I understand it can be frustrating but don't forget it wasn't that long ago that swapping in an LS was freaking magical... as tech becomes more and more "common knowledge" we tend to forget how much was involved in paving the way for this stuff.
If anyone told you an LS swap was a bolt in and go Sunday afternoon project they lied. It's MUCH easier than it was just a few years ago but there are so many variations within the blazer/truck/suburban '73-'87(91) that nobody should guarantee a "bolt in" install without expecting some minor hiccups in the road.

You can check out the truck I was talking about here. LS swap starts around post 82...

http://coloradok5.com/forums/showthread.php?t=301539&page=5

Best of luck to ya! You've got this and it'll be worth it in the end. :D
 
Yep, yours look correct, mine don't. I was specifically told that if assuming everything in my truck is stock (it is) that this engine would drop right in and bolt up. Nope.

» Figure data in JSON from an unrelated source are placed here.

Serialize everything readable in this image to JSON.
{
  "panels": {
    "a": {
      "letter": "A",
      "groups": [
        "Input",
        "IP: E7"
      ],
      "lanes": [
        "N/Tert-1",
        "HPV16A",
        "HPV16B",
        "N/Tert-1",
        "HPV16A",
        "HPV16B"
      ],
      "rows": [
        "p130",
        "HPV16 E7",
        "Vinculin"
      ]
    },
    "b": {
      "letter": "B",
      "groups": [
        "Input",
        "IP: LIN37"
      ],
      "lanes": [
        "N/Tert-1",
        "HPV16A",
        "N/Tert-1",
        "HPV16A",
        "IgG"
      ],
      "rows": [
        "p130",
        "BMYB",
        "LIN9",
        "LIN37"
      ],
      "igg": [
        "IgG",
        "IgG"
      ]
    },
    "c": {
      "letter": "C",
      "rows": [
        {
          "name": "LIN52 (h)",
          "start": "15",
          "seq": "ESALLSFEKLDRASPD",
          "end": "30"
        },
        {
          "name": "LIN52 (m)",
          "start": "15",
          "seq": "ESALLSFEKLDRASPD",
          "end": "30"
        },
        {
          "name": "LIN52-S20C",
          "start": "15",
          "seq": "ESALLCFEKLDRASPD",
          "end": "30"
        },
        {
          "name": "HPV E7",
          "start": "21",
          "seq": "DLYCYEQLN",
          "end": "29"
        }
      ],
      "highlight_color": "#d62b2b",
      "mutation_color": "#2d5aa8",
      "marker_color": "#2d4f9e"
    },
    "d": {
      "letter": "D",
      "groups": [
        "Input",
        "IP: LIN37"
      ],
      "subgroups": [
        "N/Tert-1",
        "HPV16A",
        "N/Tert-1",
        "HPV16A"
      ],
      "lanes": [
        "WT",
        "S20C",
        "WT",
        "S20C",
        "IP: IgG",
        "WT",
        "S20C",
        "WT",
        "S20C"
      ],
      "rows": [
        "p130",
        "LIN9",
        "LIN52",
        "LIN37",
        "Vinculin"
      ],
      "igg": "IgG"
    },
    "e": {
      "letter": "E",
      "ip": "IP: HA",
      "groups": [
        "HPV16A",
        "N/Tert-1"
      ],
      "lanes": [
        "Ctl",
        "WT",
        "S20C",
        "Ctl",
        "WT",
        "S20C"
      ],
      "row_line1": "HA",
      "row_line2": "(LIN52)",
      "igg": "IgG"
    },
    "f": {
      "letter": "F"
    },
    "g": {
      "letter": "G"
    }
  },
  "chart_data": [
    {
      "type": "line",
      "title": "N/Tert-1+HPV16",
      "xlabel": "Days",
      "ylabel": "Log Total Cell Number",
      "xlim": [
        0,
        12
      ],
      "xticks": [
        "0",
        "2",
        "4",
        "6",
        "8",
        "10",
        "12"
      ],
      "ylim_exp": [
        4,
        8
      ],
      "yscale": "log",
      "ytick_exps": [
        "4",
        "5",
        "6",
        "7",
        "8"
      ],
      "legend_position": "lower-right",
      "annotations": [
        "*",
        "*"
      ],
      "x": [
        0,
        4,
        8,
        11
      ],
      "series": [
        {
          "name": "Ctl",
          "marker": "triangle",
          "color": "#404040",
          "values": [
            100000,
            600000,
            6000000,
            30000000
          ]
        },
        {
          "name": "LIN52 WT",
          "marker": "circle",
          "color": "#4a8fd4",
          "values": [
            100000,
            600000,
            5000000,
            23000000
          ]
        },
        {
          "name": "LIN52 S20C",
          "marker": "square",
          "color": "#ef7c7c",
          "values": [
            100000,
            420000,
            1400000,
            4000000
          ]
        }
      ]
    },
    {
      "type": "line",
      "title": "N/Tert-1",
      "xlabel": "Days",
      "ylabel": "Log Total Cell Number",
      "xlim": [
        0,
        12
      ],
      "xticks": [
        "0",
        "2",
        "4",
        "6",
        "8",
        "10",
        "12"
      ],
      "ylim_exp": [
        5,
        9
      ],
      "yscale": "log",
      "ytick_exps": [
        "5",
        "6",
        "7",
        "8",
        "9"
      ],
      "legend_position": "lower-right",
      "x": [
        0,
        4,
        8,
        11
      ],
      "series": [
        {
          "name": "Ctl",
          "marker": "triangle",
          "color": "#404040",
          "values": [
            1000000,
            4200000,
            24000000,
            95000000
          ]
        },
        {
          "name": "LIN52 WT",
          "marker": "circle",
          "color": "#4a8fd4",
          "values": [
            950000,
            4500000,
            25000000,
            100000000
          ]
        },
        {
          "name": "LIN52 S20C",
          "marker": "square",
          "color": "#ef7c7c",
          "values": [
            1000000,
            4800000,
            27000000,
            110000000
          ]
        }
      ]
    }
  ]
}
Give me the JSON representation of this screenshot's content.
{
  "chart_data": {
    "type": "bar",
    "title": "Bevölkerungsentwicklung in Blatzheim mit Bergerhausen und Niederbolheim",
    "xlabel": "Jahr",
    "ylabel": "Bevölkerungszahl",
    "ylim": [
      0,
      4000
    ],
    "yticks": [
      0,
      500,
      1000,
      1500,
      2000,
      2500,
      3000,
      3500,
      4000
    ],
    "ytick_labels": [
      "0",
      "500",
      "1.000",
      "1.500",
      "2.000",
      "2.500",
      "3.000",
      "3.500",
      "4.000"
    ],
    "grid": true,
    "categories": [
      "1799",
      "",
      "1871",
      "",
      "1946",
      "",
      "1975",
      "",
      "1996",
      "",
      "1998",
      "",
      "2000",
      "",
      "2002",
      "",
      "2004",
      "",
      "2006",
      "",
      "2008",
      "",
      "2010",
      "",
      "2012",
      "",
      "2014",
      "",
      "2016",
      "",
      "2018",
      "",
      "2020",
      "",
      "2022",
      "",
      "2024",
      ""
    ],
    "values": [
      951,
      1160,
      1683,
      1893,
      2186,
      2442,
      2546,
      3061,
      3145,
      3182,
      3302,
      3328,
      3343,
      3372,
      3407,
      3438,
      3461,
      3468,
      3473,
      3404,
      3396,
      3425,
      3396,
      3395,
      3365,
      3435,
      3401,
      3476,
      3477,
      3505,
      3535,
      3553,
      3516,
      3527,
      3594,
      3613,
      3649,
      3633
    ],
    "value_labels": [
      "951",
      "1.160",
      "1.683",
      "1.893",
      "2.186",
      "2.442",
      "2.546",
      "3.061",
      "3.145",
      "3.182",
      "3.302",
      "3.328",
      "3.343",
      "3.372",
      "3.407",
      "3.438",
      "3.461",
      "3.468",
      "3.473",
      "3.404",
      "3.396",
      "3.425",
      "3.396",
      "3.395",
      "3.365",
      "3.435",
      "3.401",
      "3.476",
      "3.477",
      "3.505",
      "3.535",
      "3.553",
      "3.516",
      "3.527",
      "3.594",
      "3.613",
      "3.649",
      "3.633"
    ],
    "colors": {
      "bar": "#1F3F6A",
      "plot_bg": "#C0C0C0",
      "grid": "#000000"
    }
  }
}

Whatever. Maybe if I do move my tranny forward 1", it will help with my rear driveline vibration that I have, ever since I installed my 14BFF, which made the distance from the yoke to the Tcase shorter than with the smaller 10B rear.
If you are interested in adjustable mounts I'm going to be getting rid of mine.
Mount_plates.jpg


I didn't end up needing them and they have 3 different mounting points to use. Stock/1" back/1" forward I think.